I don’t know that Loki immediately began plotting to make it a more permanent position out of corruption, though. I think that he began plotting to do as much as he could while he had the position to clean up Thor’s mess with Jotunheim and make himself the hero who killed Laufey, slaughtered the Frost Giants (which Thor wanted to do) and saved Asgard. In my opinion, Loki’s intentions were never evil or corrupt; he acted out of a desperate need to prove his worth – to prove himself equal to Thor, or maybe even better than Thor. 

It really makes me wonder how things might have turned out had Sif and the W3 not intervened – because, really, all Loki was trying to do was keep Thor away from Asgard until he had time to carry out his plan and come out the other side, victorious. I think eventually, he probably would have let Thor come back. But once the W4 went against Loki’s orders to bring Thor back, that’s when Loki got desperate and things fell apart. 

I don’t think Loki ever thought he’d have the kingship permanently. If nothing else, Odin was going to wake up eventually, at which point he’d be king again. Loki just saw an opportunity to prove himself, while taking Thor down a few pegs, and pounced. Idk, it’s all very interesting because there’s just so much complexity going on between the characters in this movie and a million different ways things could have all turned out. 
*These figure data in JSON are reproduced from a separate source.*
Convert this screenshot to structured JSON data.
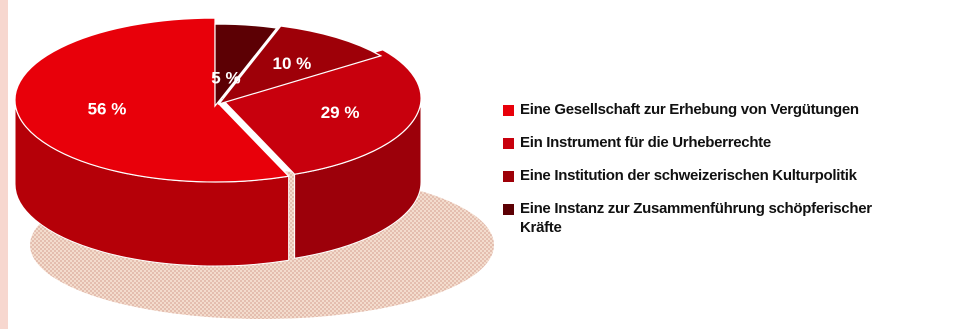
{
  "chart_data": {
    "type": "pie",
    "style": "3d",
    "categories": [
      "Eine Gesellschaft zur Erhebung von Vergütungen",
      "Ein Instrument für die Urheberrechte",
      "Eine Institution der schweizerischen Kulturpolitik",
      "Eine Instanz zur Zusammenführung schöpferischer Kräfte"
    ],
    "values": [
      56,
      29,
      10,
      5
    ],
    "labels": [
      "56 %",
      "29 %",
      "10 %",
      "5 %"
    ],
    "colors": [
      "#e8000a",
      "#c8000d",
      "#9e0008",
      "#5c0004"
    ],
    "legend_position": "right"
  },
  "legend": {
    "items": [
      {
        "label": "Eine Gesellschaft zur Erhebung von Vergütungen",
        "color": "#e8000a"
      },
      {
        "label": "Ein Instrument für die Urheberrechte",
        "color": "#c8000d"
      },
      {
        "label": "Eine Institution der schweizerischen Kulturpolitik",
        "color": "#9e0008"
      },
      {
        "label": "Eine Instanz zur Zusammenführung schöpferischer Kräfte",
        "color": "#5c0004"
      }
    ]
  }
}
If they can turn on him so easily now, Loki doesn’t even need to question how they–let alone the rest of Asgard (or Thor)–would react if they knew what he was.  They would string him up before he could even blink. 
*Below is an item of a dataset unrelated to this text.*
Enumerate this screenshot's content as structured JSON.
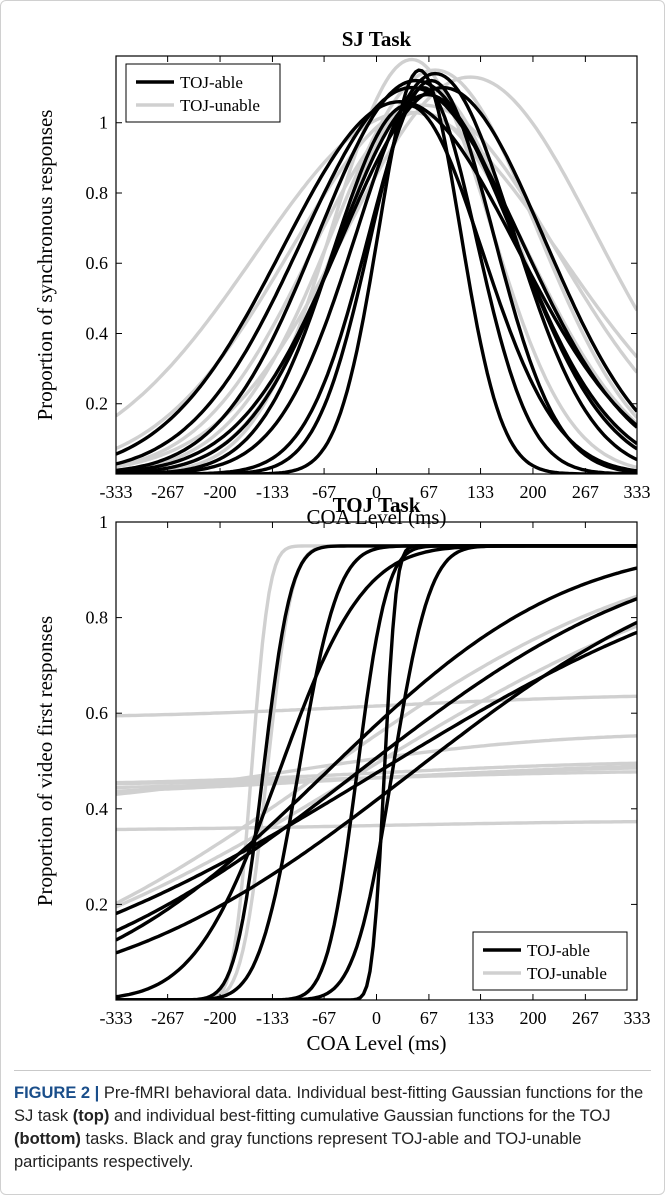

God, poor Loki. The saddest part is that this is absolutely true, Loki doesn’t have to do anything untrustworthy to be considered untrustworthy, so if they knew what he really was, that dynamic increases tenfold. Additionally, it’s almost like it gives them validation in their mistrust of him. See? He’s a frost giant. We knew he was up to no good. We were right not to trust him. Incidentally, I kind of headcanon that Heimdall does feel this way toward Loki – that he inherently distrusts him because he’s Jotun and is just waiting for an excuse to be proven right. This is why Heimdall turns on him in the blink of an eye. Like, that escalated pretty quickly for someone supposedly so loyal to the throne. But I digress. 

Yeah, I’ve had that thought about Heimdall, too.